É ocioso lembrar, ademais, que a maior parte das vítimas desses desastres é de populações pobres, cada vez mais desprotegidas. Os estragos, porém, atingem a todos indiscriminadamente, bem como aos cofres públicos. Não é preciso esforço para se recordar das vítimas fatais e dos desabrigados pelas inundações no Rio Grande do Sul em 2023. Ou dos ribeirinhos da Amazônia, sem meios de sobrevivência ao longo da seca, e dos paulistanos expostos a apagões a cada temporal.

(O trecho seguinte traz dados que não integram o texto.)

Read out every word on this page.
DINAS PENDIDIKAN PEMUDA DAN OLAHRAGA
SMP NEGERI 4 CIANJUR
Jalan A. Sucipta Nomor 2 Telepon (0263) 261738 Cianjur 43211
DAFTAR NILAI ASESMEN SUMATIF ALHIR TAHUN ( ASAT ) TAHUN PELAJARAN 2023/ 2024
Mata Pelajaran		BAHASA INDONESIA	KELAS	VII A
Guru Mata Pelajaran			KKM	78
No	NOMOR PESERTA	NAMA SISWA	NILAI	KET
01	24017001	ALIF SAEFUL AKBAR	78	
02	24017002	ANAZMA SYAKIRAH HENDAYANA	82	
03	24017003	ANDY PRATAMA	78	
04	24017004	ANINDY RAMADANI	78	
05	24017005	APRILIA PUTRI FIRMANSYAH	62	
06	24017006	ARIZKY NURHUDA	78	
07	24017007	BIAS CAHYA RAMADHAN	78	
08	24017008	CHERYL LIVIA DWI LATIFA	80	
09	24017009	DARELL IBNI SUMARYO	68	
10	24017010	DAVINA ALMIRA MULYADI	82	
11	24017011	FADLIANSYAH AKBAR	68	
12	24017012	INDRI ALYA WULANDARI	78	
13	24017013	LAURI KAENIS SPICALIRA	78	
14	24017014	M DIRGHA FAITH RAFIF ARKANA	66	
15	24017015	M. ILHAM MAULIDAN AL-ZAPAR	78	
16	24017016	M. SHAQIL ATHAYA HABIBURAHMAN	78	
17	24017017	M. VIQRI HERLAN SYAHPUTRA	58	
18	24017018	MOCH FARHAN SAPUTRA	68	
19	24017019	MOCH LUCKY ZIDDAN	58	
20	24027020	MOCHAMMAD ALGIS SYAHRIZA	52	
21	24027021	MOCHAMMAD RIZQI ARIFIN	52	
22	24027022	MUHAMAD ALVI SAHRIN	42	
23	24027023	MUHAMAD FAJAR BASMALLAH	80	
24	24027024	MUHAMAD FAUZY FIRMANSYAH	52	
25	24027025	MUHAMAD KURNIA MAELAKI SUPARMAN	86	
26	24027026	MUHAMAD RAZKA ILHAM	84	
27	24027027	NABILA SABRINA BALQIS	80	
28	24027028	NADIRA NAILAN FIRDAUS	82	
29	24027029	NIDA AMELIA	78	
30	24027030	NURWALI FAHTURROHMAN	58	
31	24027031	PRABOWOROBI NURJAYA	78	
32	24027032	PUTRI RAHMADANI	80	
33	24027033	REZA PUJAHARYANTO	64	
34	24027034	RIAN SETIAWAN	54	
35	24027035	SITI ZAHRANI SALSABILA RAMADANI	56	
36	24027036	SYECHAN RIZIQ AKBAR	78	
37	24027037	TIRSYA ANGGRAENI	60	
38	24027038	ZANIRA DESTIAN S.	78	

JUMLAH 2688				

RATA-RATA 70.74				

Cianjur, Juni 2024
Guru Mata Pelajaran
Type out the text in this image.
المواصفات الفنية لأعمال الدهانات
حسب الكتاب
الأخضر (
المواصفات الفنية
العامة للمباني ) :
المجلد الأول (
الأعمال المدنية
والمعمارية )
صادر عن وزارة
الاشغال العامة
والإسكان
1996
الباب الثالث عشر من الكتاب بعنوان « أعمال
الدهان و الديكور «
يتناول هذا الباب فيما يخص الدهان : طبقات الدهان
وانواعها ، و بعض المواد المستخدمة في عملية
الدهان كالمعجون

A ausência de planejamento, diante de previsões de eventos drásticos, e de protocolos adequados para a proteção, o resgate e a assistência imediata aos afetados significa, potencialmente, a perda de vidas. Preparar as cidades e suas populações para um clima mais inóspito é apenas um dos passos imprescindíveis. O que não se pode é aceitar a negligência de governos na prevenção e mitigação dessas reações extremas da natureza.